Pour Amnesty International France, le CCFD-Terre Solidaire et Oxfam France, "les députés ont le devoir de s'assurer que la loi française contienne des dispositions contraignantes pour éviter que des armes françaises ne soient vendues lorsqu'il y a un risque qu'elles participent à des violations des droits humains, du droit international humanitaire, ou entravent le développement économique et social des populations".
"LA DONNE A CHANGÉ"
Les trois ONG réclament ainsi un contrôle renforcé de "l'utilisation finale et de l'utilisateur final" des armes et matériels achetés, parfois réexportés vers des pays politiquement "fragiles". C'est d'autant plus nécessaire que "la donne a fondamentalement changé : les clients traditionnels de la France, les régimes du Maghreb et du Moyen-Orient, ne peuvent plus être qualifiés de stables", a estimé Nicolas Verken, d'Oxfam France, lors d'un point presse. Si la France "exige des pays importateurs la délivrance de certificats de réexportation", cela reste insuffisant, a souligné Zoheb Behalal, du CCFD.
Les ONG disent avoir recensé des cas de détournement de l'usage du matériel exporté pour lequel il avait été vendu en Israël, au Tchad, au Pakistan. Sur le terrain de la transparence, "l'opinion publique doit savoir régulièrement ce qui a été exporté et ce qu'on a interdit d'exporter", a exigé Nicolas Verken. Selon lui, l'argument selon lequel la publication précise et "lisible" de telles informations pourrait favoriser les concurrents de l'industrie de l'armement française ne tient pas, car "le Royaume-Uni, premier exportateur d'armes", publie régulièrement la liste des licences d'exportations accordées et refusées.
DES RISQUES MAL ÉVALUÉS
Ces déclarations interviennent au moment même où les députés britanniques publient un rapport soulignant que "le gouvernement actuel, tout comme son prédécesseur, ont mal évalué le risque que les armes autorisées à l'exportation vers certains pays en Afrique du Nord et au Moyen-Orient puissent être utilisés dans la répression au sein de ces pays", écrit la Commission de la chambre des communes sur le contrôle des exportations d'armes.

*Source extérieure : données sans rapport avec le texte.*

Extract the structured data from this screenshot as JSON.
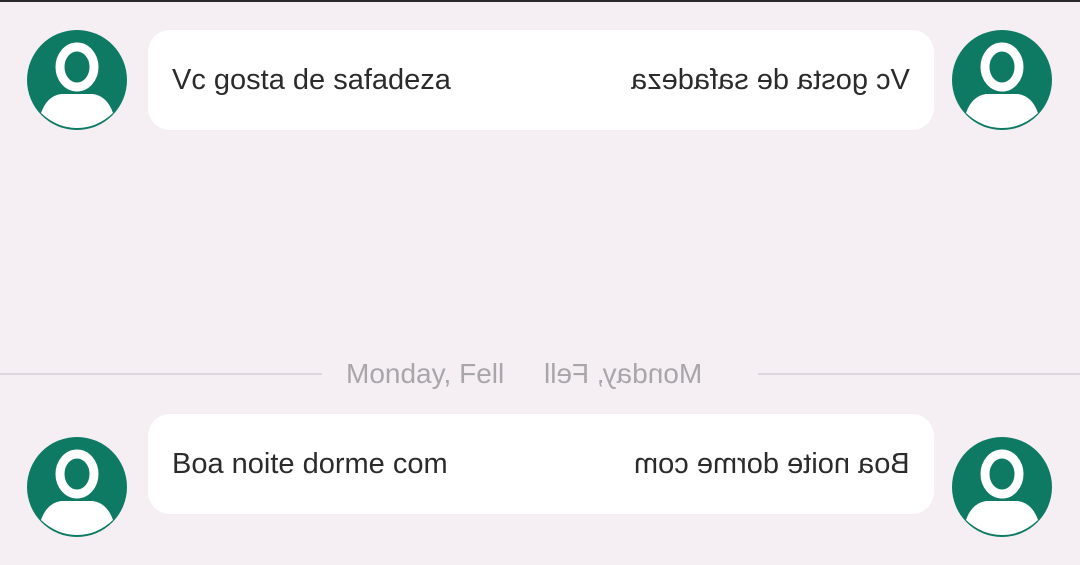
{
  "messages": [
    {
      "text_left": "Vc gosta de safadeza",
      "text_right_mirrored": "Vc gosta de safadeza"
    },
    {
      "text_left": "Boa noite dorme com",
      "text_right_mirrored": "Boa noite dorme com"
    }
  ],
  "date_divider": {
    "text_left": "Monday, Fell",
    "text_right_mirrored": "Monday, Fell"
  },
  "colors": {
    "background": "#f5eff4",
    "avatar": "#0e7a64",
    "bubble": "#ffffff",
    "date_text": "#a9a6aa"
  },
  "icons": {
    "avatar": "person-icon"
  }
}
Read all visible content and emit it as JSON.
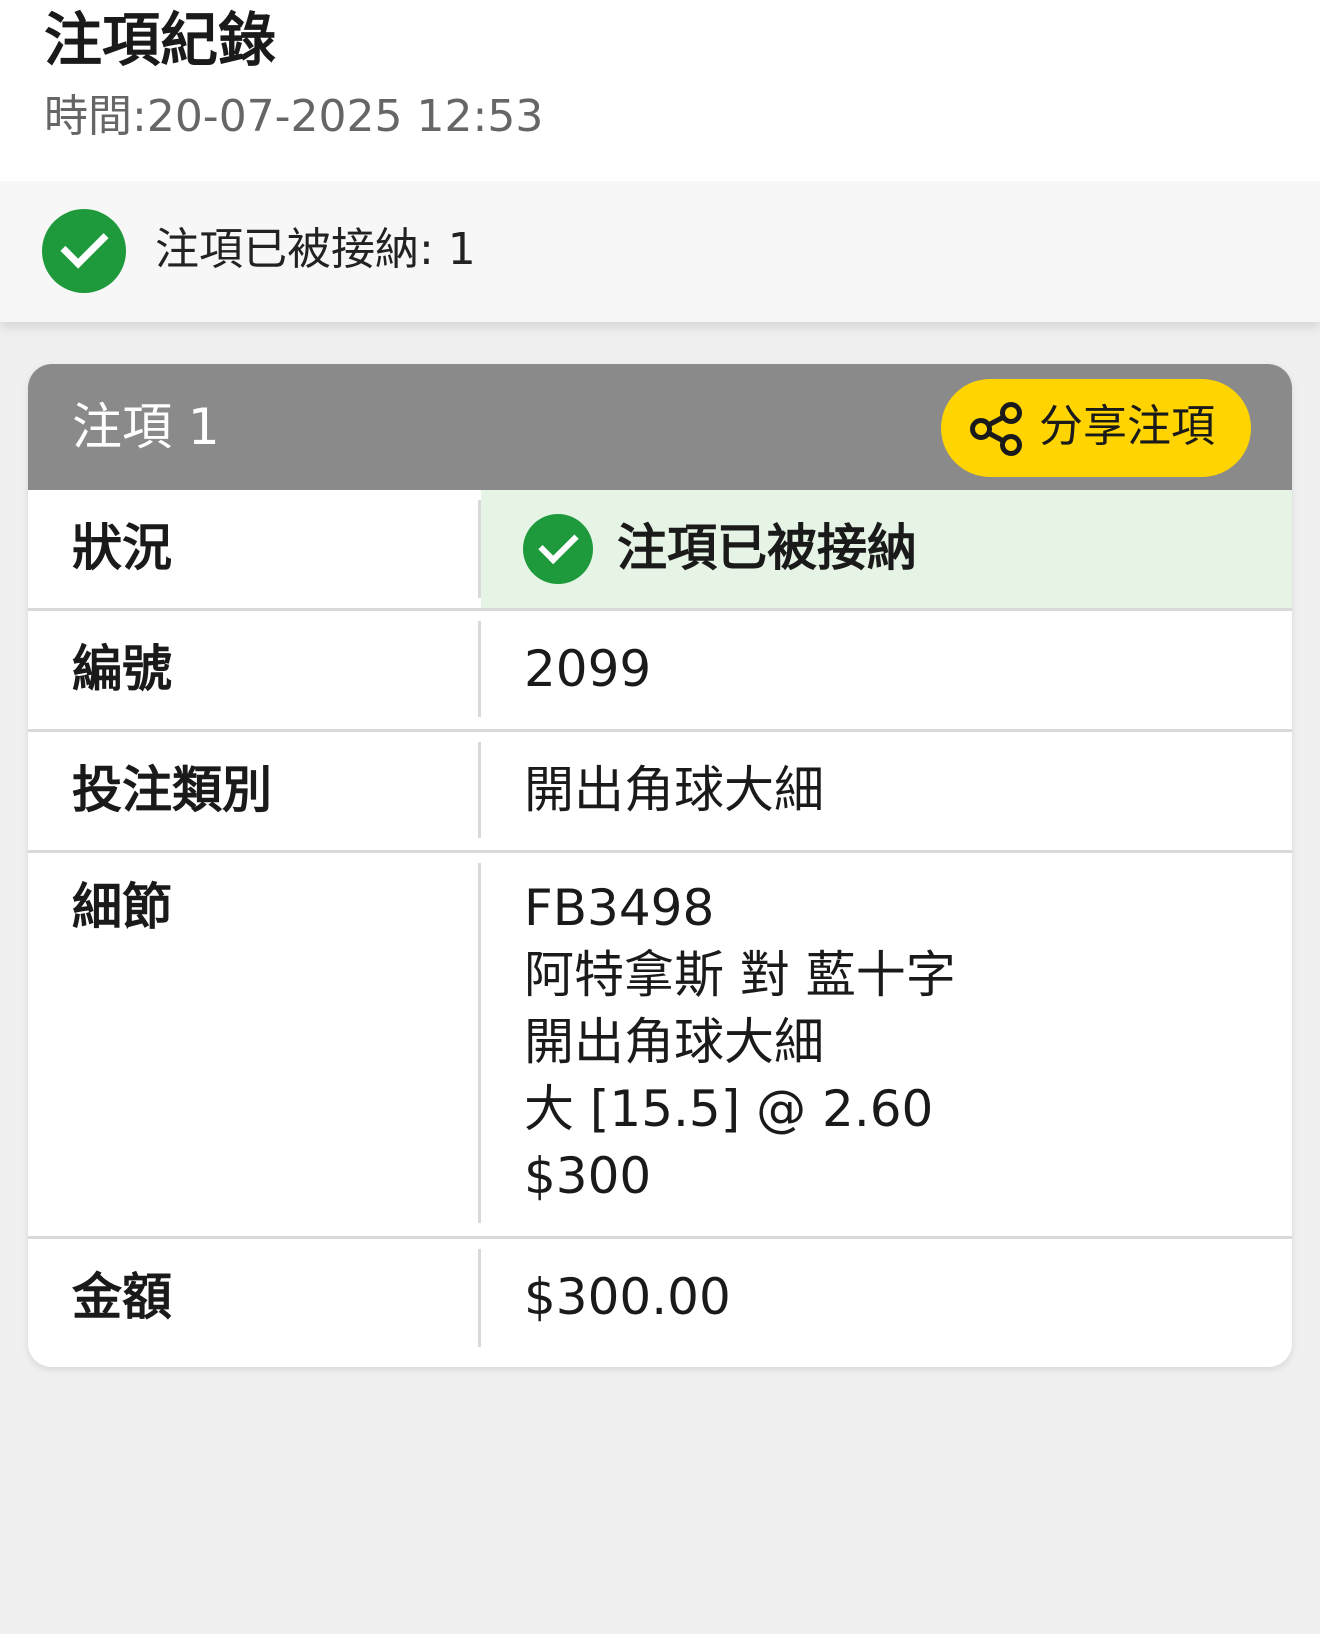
{
  "header": {
    "title": "注項紀錄",
    "timestamp": "時間:20-07-2025 12:53"
  },
  "summary": {
    "icon": "check-circle-icon",
    "text": "注項已被接納: 1",
    "accent_color": "#1e9a3d"
  },
  "bet_card": {
    "title": "注項 1",
    "share_button": {
      "icon": "share-icon",
      "label": "分享注項",
      "color": "#ffd400"
    },
    "rows": {
      "status": {
        "label": "狀況",
        "value": "注項已被接納",
        "icon": "check-circle-icon"
      },
      "number": {
        "label": "編號",
        "value": "2099"
      },
      "bet_type": {
        "label": "投注類別",
        "value": "開出角球大細"
      },
      "details": {
        "label": "細節",
        "lines": [
          "FB3498",
          "阿特拿斯 對 藍十字",
          "開出角球大細",
          "大 [15.5] @ 2.60",
          "$300"
        ]
      },
      "amount": {
        "label": "金額",
        "value": "$300.00"
      }
    }
  }
}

La Commission se félicite que 156 licences d'exportation ont été annulées depuis les soulèvements en Libye, Bahreïn, Égypte et Tunisie. Mais le nombre de ces révocations "montre à quel point la politique en la matière a été mal évaluée", estime le président de la Commission, John Stanley. "Le gouvernement doit dire comment il compte réconcilier le conflit potentiel d'intérêts entre l'accent de plus en plus souvent mis sur la promotion de l'exportation d'armes et sa défense fervente des droits de l'homme", ajoute le rapport.
La Commission cite en particulier des licences qui avaient été accordées l'an dernier pour des exportations vers la Libye de munitions pour des armes légères, des armes anti-émeutes ainsi que des gaz lacrymogènes. Des gilets pare-balles et des jumelles infra-rouge ont été exportées vers le Yémen, des munitions pour armes légères vers la Syrie, des fusils à lunettes vers l'Arabie saoudite, selon le rapport.